彼が部屋に入ると私は立ち上がり、ゆっくり頭を下げた。
「お仕事お疲れさまでした」
「やっと仕事が落ち着いた。君にはずいぶん助けてもらっていたようだ。感謝する」
「お役に立てたのでしたら良かったです。お体の具合はいかがでしょうか」
以前のように砕けた話し方はできなかった。会話がぎこちない。
「以前と同じように動くことはまだ無理だが、日常生活に支障はない」
「前回お会いした時より、お元気になられたように感じます」
一緒に散歩をしていた時は、まだ杖をついてしか歩けなかった彼が、今は普通に歩いている。

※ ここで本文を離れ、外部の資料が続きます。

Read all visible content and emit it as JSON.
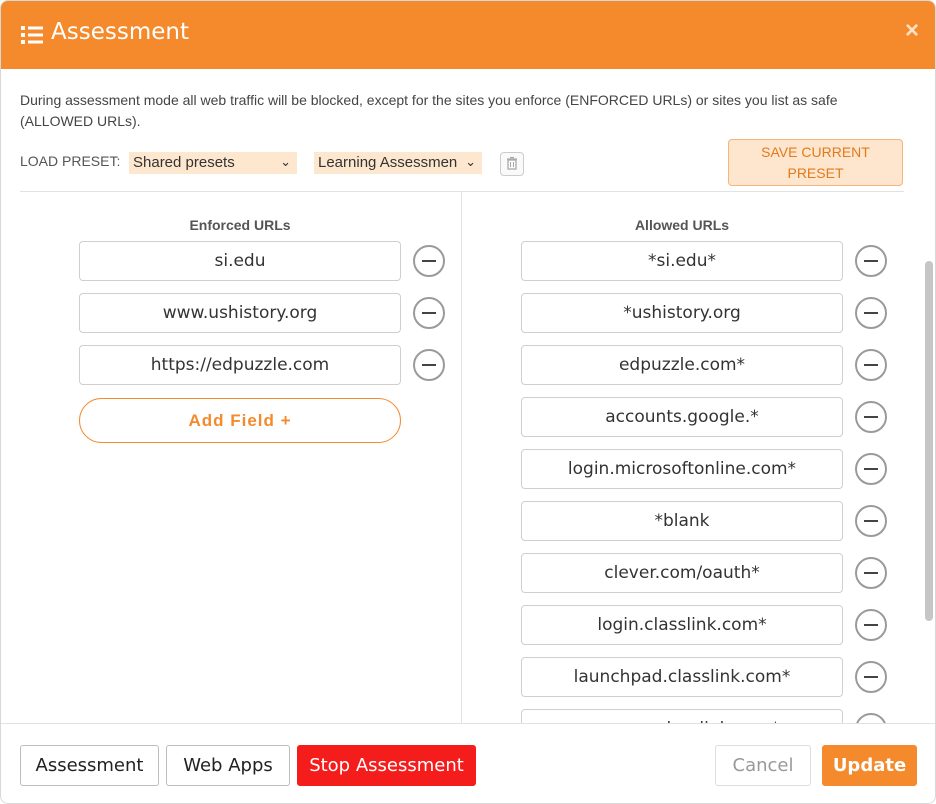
{
  "header": {
    "title": "Assessment",
    "close_label": "×"
  },
  "intro": "During assessment mode all web traffic will be blocked, except for the sites you enforce (ENFORCED URLs) or sites you list as safe (ALLOWED URLs).",
  "preset": {
    "label": "LOAD PRESET:",
    "source_value": "Shared presets",
    "preset_value": "Learning Assessmen",
    "save_label_1": "SAVE CURRENT",
    "save_label_2": "PRESET"
  },
  "enforced": {
    "heading": "Enforced URLs",
    "urls": [
      "si.edu",
      "www.ushistory.org",
      "https://edpuzzle.com"
    ],
    "add_label": "Add Field +"
  },
  "allowed": {
    "heading": "Allowed URLs",
    "urls": [
      "*si.edu*",
      "*ushistory.org",
      "edpuzzle.com*",
      "accounts.google.*",
      "login.microsoftonline.com*",
      "*blank",
      "clever.com/oauth*",
      "login.classlink.com*",
      "launchpad.classlink.com*",
      "myapps.classlink.com*"
    ]
  },
  "footer": {
    "assessment": "Assessment",
    "web_apps": "Web Apps",
    "stop": "Stop Assessment",
    "cancel": "Cancel",
    "update": "Update"
  },
  "colors": {
    "accent": "#f48a2c",
    "danger": "#f51c1c"
  }
}
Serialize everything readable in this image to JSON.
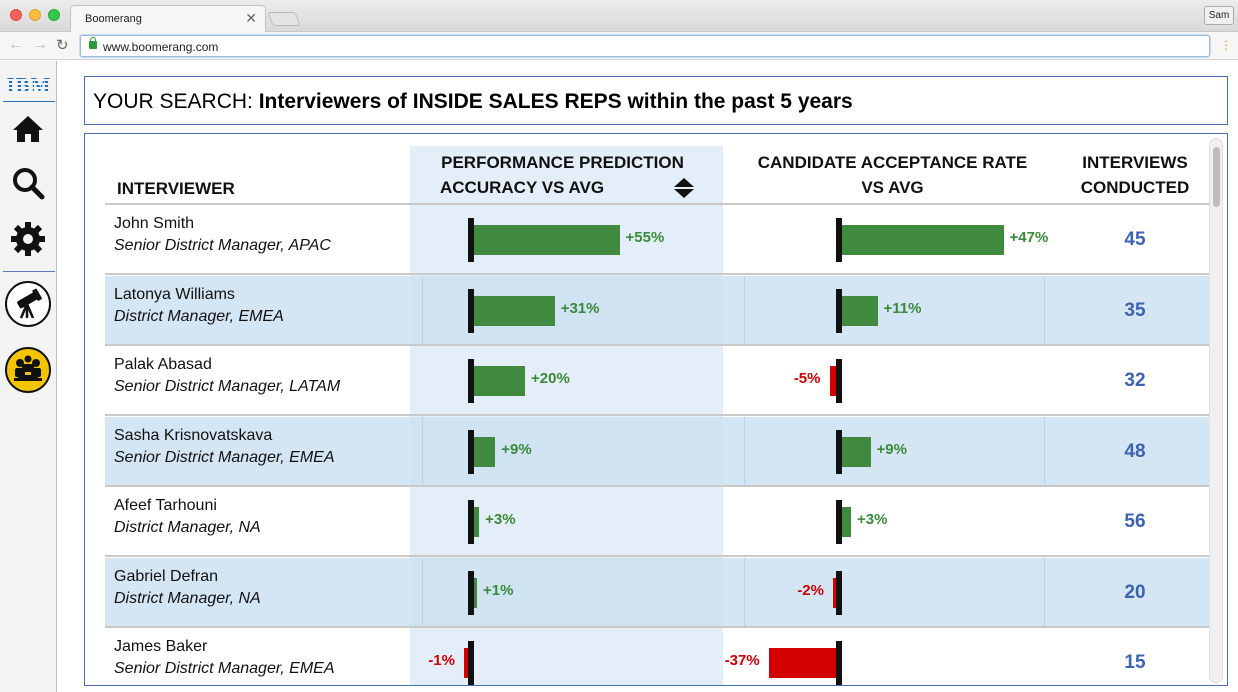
{
  "browser": {
    "tab_title": "Boomerang",
    "tab_close": "✕",
    "profile": "Sam",
    "url": "www.boomerang.com",
    "back": "←",
    "forward": "→",
    "reload": "↻",
    "menu": "⋮"
  },
  "sidebar": {
    "logo": "IBM",
    "items": [
      {
        "icon": "home-icon"
      },
      {
        "icon": "search-icon"
      },
      {
        "icon": "gear-icon"
      },
      {
        "icon": "telescope-icon"
      },
      {
        "icon": "people-icon"
      }
    ]
  },
  "search": {
    "prefix": "YOUR SEARCH: ",
    "query": "Interviewers of INSIDE SALES REPS within the past 5 years"
  },
  "table": {
    "headers": {
      "interviewer": "INTERVIEWER",
      "perf_line1": "PERFORMANCE PREDICTION",
      "perf_line2": "ACCURACY VS AVG",
      "cand_line1": "CANDIDATE ACCEPTANCE RATE",
      "cand_line2": "VS AVG",
      "count_line1": "INTERVIEWS",
      "count_line2": "CONDUCTED"
    },
    "rows": [
      {
        "name": "John Smith",
        "title": "Senior District Manager, APAC",
        "perf": 55,
        "perf_label": "+55%",
        "cand": 47,
        "cand_label": "+47%",
        "count": "45"
      },
      {
        "name": "Latonya Williams",
        "title": "District Manager, EMEA",
        "perf": 31,
        "perf_label": "+31%",
        "cand": 11,
        "cand_label": "+11%",
        "count": "35"
      },
      {
        "name": "Palak Abasad",
        "title": "Senior District Manager, LATAM",
        "perf": 20,
        "perf_label": "+20%",
        "cand": -5,
        "cand_label": "-5%",
        "count": "32"
      },
      {
        "name": "Sasha Krisnovatskava",
        "title": "Senior District Manager, EMEA",
        "perf": 9,
        "perf_label": "+9%",
        "cand": 9,
        "cand_label": "+9%",
        "count": "48"
      },
      {
        "name": "Afeef Tarhouni",
        "title": " District Manager, NA",
        "perf": 3,
        "perf_label": "+3%",
        "cand": 3,
        "cand_label": "+3%",
        "count": "56"
      },
      {
        "name": "Gabriel Defran",
        "title": "District Manager, NA",
        "perf": 1,
        "perf_label": "+1%",
        "cand": -2,
        "cand_label": "-2%",
        "count": "20"
      },
      {
        "name": "James Baker",
        "title": "Senior District Manager, EMEA",
        "perf": -1,
        "perf_label": "-1%",
        "cand": -37,
        "cand_label": "-37%",
        "count": "15"
      }
    ]
  },
  "colors": {
    "positive": "#3f8a3f",
    "negative": "#d40000",
    "count": "#3d62b0",
    "border": "#4a6fb4"
  }
}
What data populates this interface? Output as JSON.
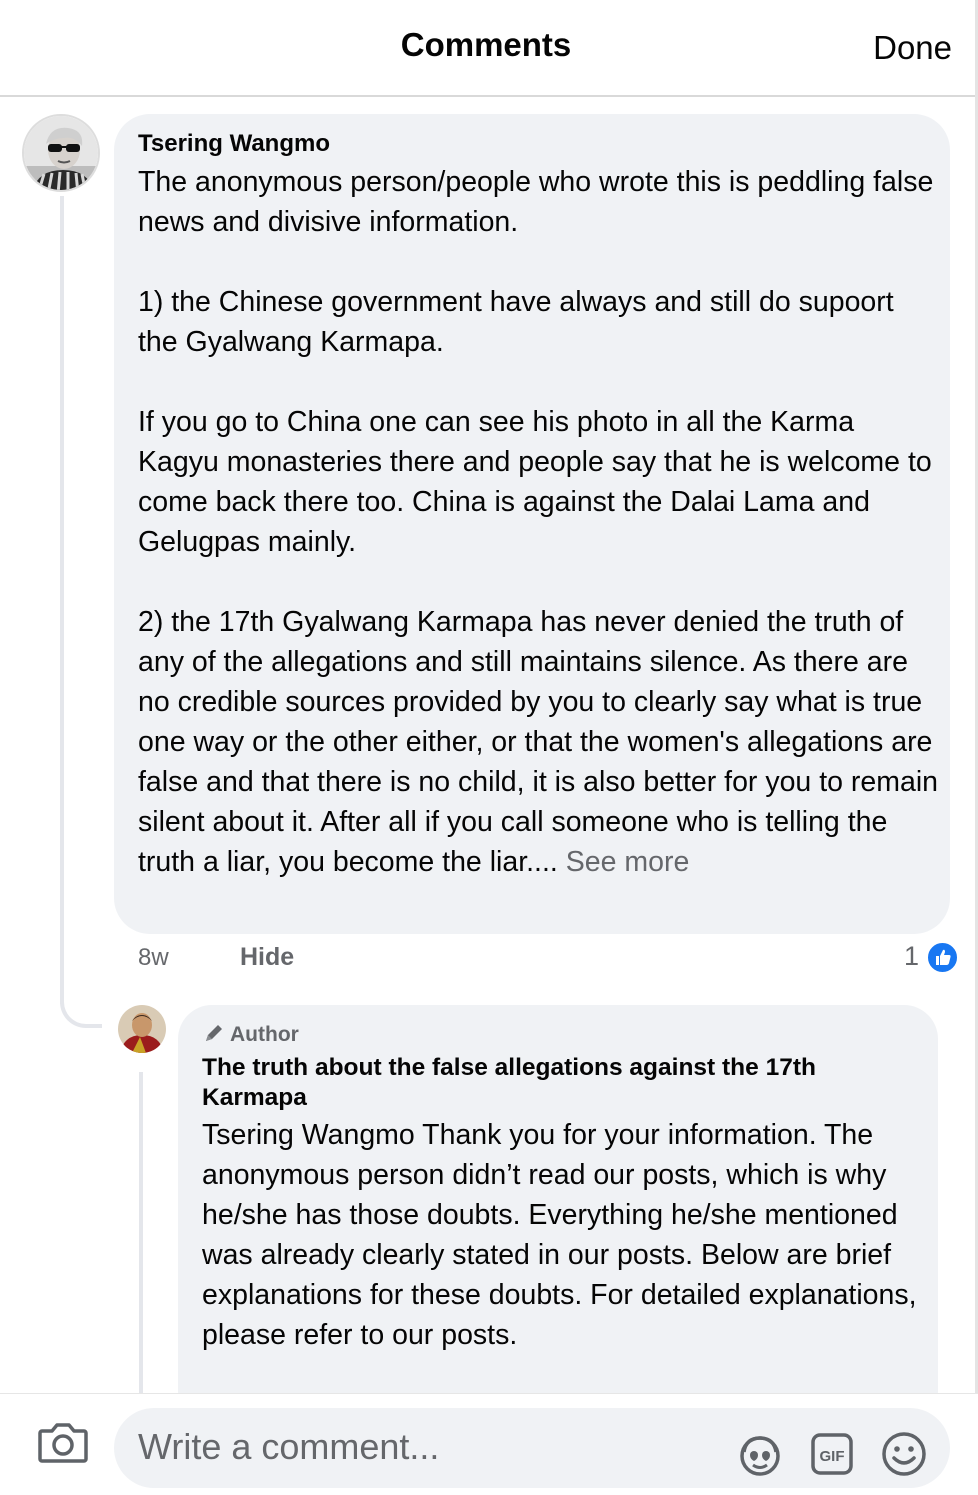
{
  "header": {
    "title": "Comments",
    "done_label": "Done"
  },
  "comment": {
    "author": "Tsering Wangmo",
    "text": "The anonymous person/people who wrote this is peddling false news and divisive information.\n\n1) the Chinese government have always and still do supoort the Gyalwang Karmapa.\n\nIf you go to China one can see his photo in all the Karma Kagyu monasteries there and people say that he is welcome to come back there too. China is against the Dalai Lama and Gelugpas mainly.\n\n2) the 17th Gyalwang Karmapa has never denied the truth of any of the allegations and still maintains silence. As there are no credible sources provided by you to clearly say what is true one way or the other either, or that the women's allegations are false and that there is no child, it is also better for you to remain silent about it. After all if you call someone who is telling the truth a liar, you become the liar.... ",
    "see_more": "See more",
    "time": "8w",
    "hide_label": "Hide",
    "like_count": "1",
    "like_icon": "thumbs-up-icon"
  },
  "reply": {
    "badge": "Author",
    "author": "The truth about the false allegations against the 17th Karmapa",
    "text": "Tsering Wangmo Thank you for your information. The anonymous person didn’t read our posts, which is why he/she has those doubts. Everything he/she mentioned was already clearly stated in our posts. Below are brief explanations for these doubts. For detailed explanations, please refer to our posts."
  },
  "composer": {
    "placeholder": "Write a comment...",
    "icons": [
      "camera-icon",
      "avatar-sticker-icon",
      "gif-icon",
      "emoji-icon"
    ]
  },
  "colors": {
    "bubble": "#f0f2f5",
    "secondary_text": "#65676b",
    "like_blue": "#1877f2"
  }
}
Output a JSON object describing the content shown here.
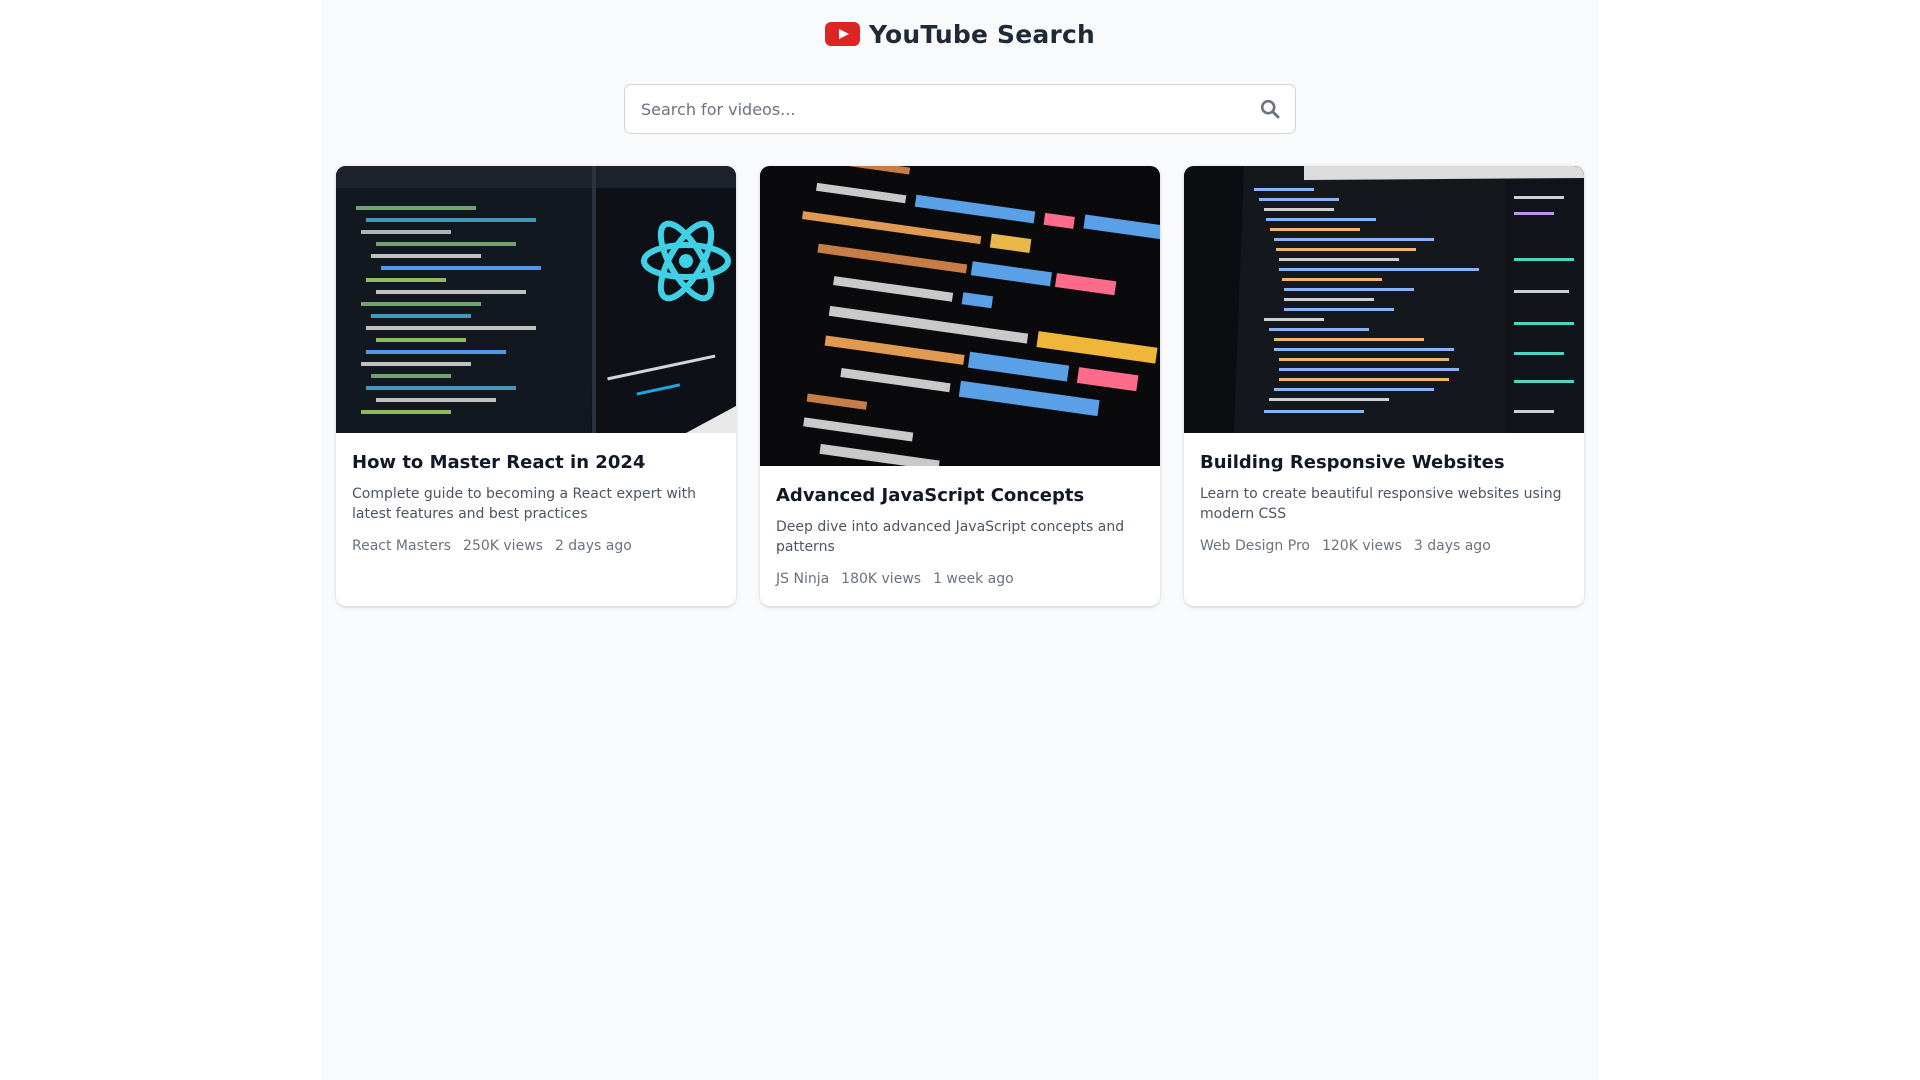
{
  "header": {
    "title": "YouTube Search",
    "logo_icon": "youtube-play-icon",
    "brand_color": "#dc2626"
  },
  "search": {
    "placeholder": "Search for videos...",
    "value": "",
    "button_icon": "search-icon"
  },
  "videos": [
    {
      "title": "How to Master React in 2024",
      "description": "Complete guide to becoming a React expert with latest features and best practices",
      "channel": "React Masters",
      "views": "250K views",
      "uploaded": "2 days ago",
      "thumbnail_icon": "react-code-thumbnail"
    },
    {
      "title": "Advanced JavaScript Concepts",
      "description": "Deep dive into advanced JavaScript concepts and patterns",
      "channel": "JS Ninja",
      "views": "180K views",
      "uploaded": "1 week ago",
      "thumbnail_icon": "javascript-code-thumbnail"
    },
    {
      "title": "Building Responsive Websites",
      "description": "Learn to create beautiful responsive websites using modern CSS",
      "channel": "Web Design Pro",
      "views": "120K views",
      "uploaded": "3 days ago",
      "thumbnail_icon": "html-devtools-thumbnail"
    }
  ]
}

「寝てばかりいるより、体を動かした方が治りも早いらしい」
食事もできるだけ沢山摂って、トレーニングもしていると聞いている。
かなり努力をしただろう。
ウィルはガウンを脱ぎ、私は彼のガウンを預かった。
近づいた彼からは良い匂いがした。
ウィルはそのまま私の手を取り、ベッドへと導く。
顔を見るとまた緊張しそうだったので、視線を合わせなかった。
何ヶ月かぶりに彼に手を取られて歩く。
◇
「なぜ震えている?」
キスも抱擁もなく、そのまま始まった閨事に胸が苦しくなった。
緊張なのか恐れなのか、体が震えてしまったようだ。
「……いいえ」
彼は脱がそうとしていた私の衣服を元に戻した。
そして横を向いている私の頬を掴むと正面に向ける。
「なぜ泣いているのだ……」
「泣いてなどいません」
潤んだ瞳から雫が頬を伝った。
駄目だ……こんなことでは閨事ができない。彼が呆れてしまうだろう。
ウィルは眉間にしわを寄せると、私の隣にごろんと横になった。
「どうやって君を抱いていたのか覚えていないんだ」
ベットの天蓋を見つめながら、深いため息と共にそう呟いた。
「申し訳ありません……私はただ、緊張しているだけで……」
きっと彼の気分を害してしまったのだろう。謝ることしかできない。
言い訳している自分が悲しかった。泣いてしまうなんてあってはならない。
必死に涙をこらえようとするが、我慢すればするほど肩が震えてしまう。
「……覚えていないんだ」
彼は諦めたように深く息をつくと、もう一度そう言った。
辛く、苦しいのは自分だけではない。
きっとウィルも思い出せないことに苛立っている。
「私との閨事を嫌がっているわけではないのか?もしかして私たちは白い結婚だったのではないかと考えていた。君は何も話さない。だから、夫婦関係が円満だったと周りの者から聞いても信じられないんだ」
上手く返事ができなかった。
「私たちは、愛し合っていました。少なくとも私はウィルを愛していたわ……」
彼は私の方を向いて、話を続けるように言った。
「以前と同じように想うとは限らないと貴方は言った。だから、以前のように私を愛して欲しいとは言えない」
私は彼の気持ちを取り戻すために、どう行動すればいいのか分からなかった。
「自分の気持ちを他人に決められるのは気分が良くない。だが、君は従者たちと違って、私に以前と同じ愛情を求めてこなかった」
「殿下に愛情を押し付けることはできないでしょう」
「もともと、女性と愛し合うような性格ではなかった。わたしは国民の為に生きてきた。誰か一人を愛することなどないだろう」
「そうですね……今の殿下の気持ちを尊重しようと思います。貴方は、義務感で私と夫婦の営みを行おうとしていますが、それは愛情ではないですよね」
「義務……か」
「これは私の勝手な思い込みかもしれませんが……子ができない石女と夜伽を行う必要はないと思っていらっしゃるのではないですか?」
「……それは」
彼は苦い顔をする。
図星だと思った。
「子づくり目的の閨であるのなら、今夜の夜伽は必要ないでしょう。なぜなら子ができやすい日ではないからです。けれど、私は妊娠できない体ではないと思っています。我儘なのかもしれませんが、もうしばらく子を諦めないでいただきたいです。できれば殿下と閨を共にすることをお許し下さい」
「君とはどれくらいの頻度で子づくりをしていたのか分からない。ただ、まだ結婚して一年ほどだろう。子を諦めるには早いと思う」
「そう言って頂けるとありがたいです。ですので、子ができないであろう時期の夜伽は、殿下の気分次第でよいかと思います」
「私の気持ちを尊重してくれるということだな」
私は頷いた。
以前は愛されているから閨を共にしていた。
愛を知った今は、妊娠する為だけに抱かれることが虚しい。
だけどそれが私の使命だから受け入れなければならない。
涙が溢れだしそうだったので、私は急いでベッドからおりた。
愛されていない現実を目の当たりにしている今がつらい。
私はドレッサーの前まで歩いて行った。呼吸を整えて感情を殺す。
結婚した時に二人で作った契約書を、彼に見せようと決めた。